Al-Qushairy dalam al-Risalahnya
memasukkan kedua pengetahuan yang disebut pertama ke dalam wilayah ‘aqli/nadzari
(diskursif). Kebenaran keduanya bersifat temporal dan spekulatif. Sedangkan
yang ketiga masuk ke dalam wilayah wahbi/kasyfi atau pengetahuan tanpa metode,
media dan perantara, kebenarannya
bersifat mutlak.
Tradisi akademis Barat
memahami pengetahuan yang ketiga ini bersifat intuitif imajinatif teofanik
meskipun faktanya tidak identik dengan konsep mereka yang positivistik. Sartre,
seorang tokoh Eksistensialis, dalam bukunya The Psychology of Imagination,
mengilustrasikan pengetahuan seperti ini ibarat orang yang tidak bisa ikut merasakan
sakit yang diderita oleh orang lain, hanya terhenti pada rasa ikut merasakan
belaka, sekedar berempati.

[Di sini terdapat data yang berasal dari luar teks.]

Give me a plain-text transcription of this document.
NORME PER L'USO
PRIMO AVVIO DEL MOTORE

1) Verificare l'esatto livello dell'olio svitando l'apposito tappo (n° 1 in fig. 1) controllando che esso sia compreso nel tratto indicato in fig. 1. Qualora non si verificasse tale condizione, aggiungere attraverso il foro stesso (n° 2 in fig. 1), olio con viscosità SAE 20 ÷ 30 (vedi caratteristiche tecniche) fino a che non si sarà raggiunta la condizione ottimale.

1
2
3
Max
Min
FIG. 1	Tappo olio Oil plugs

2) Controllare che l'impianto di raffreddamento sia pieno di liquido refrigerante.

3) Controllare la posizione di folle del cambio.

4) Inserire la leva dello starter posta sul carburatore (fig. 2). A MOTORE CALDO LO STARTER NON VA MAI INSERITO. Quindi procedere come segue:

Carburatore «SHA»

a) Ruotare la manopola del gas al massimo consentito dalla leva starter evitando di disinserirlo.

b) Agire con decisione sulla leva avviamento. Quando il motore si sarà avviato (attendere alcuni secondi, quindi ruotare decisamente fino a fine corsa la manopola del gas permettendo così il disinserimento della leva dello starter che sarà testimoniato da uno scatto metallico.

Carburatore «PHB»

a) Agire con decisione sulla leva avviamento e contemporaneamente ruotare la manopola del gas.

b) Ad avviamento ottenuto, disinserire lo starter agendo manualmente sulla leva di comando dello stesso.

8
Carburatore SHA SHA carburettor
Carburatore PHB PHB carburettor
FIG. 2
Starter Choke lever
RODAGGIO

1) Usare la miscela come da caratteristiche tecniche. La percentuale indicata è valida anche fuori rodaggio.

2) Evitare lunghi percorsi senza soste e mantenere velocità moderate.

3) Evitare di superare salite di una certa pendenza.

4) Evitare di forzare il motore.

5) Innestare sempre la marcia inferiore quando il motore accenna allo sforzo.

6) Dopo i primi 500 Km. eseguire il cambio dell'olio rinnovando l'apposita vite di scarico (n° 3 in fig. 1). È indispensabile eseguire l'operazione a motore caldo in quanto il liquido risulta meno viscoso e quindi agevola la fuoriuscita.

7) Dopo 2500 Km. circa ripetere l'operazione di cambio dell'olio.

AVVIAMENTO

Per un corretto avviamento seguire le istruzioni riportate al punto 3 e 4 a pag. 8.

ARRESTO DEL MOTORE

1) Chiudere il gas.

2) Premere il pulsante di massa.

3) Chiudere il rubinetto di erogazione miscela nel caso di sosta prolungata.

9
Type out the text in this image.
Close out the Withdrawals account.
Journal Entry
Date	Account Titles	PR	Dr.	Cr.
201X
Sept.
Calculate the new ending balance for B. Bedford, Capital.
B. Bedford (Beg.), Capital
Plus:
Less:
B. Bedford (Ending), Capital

Dan ini bukanlah perasaan otentik yang dirasakan
oleh si sakit. Dibutuhkan pengetahuan yang bersifat intuitif dan imajinatif untuk
bisa masuk ke dalam perasaan otentik si sakit.
Tanpa pengetahuan ini
manusia akan terpenjara oleh dirinya sendiri dan tidak mampu merasakan sesuatu
yang berada di luar dirinya. Lewat pengetahuan intuitif dan imajinatif lah
akhirnya manusia akan mempunyai kesadaran dan mengalami kebebasan.
Dari ketiga model
pengetahuan di atas, pengetahuan Haqq al-Yaqin merupakan pengetahuan para Nabi,
para sahabat Nabi dan orang-orang yang dekat dengan Allah SWT. Lebih
kongkritnya ikuti kisah berikut ini:
Diriwayatkan oleh
al-Suyuti dalam al-Durr al-Manthur dan Ibnu katsir dalam tafsirnya bahwa Nabi Muhammad
SAW pernah bertanya kepada Zaid ibn Haritsah, “Apa tanda mekarnya bunga-bungaan
di taman imanmu? Dapatkah engkau menjelaskan kepadaku tandanya?” Dia menjawab, “Sejak
aku kehilangan gairah akan dunia ini, hari-hariku dihabiskan tanpa air dan
malamku tanpa tidur. Aku telah melewati hari-hari dan malam-malam ini bagaikan
sebuah tombak yang telah menembus perisai. Aku telah mencapai rahasia kepastian
dalam pengetahuan melalui pengalaman langsung. Dalam momen kehidupan pada
tingkat kesadaran itu, aku mengamati bahwa di sana waktu tidak memiliki
keberadaan. Satu jam sama dengan satu abad. Semua yang tampak merupakan
manifestasi yang Esa dan Tunggal. Siang dan malam tidak berlaku di sana. Yang
ada hanya keabadiaan tanpa awal dan akhir. Itu sebuah dunia, yang melampaui
horizon pemikiran terbatas manusia, di mana tak ada ruang dan waktu. Ketika
momen ini pertama bangkit, aku merasa seakan-akan melihat singgasana Tuhanku,
dan seolah-olah aku melihat para penghuni surga yang saling mengunjungi dan
penghuni neraka yang saling membenci.”
Atau yang ini:
Diriwayatkan dari Imam
Bukhari tentang ibnu Abbas: Pernah suatu hari Umar mengajakku dalam suatu forum
bersama para veteran perang Badar, dan kelihatannya sebagian di antara mereka
tidak suka dengan kehadiranku yang masih kanak-kanak. Dia berkata, “Mengapa kau
masukkan anak ini bersama kami padahal kami juga punya anak-anak seumuran dia?”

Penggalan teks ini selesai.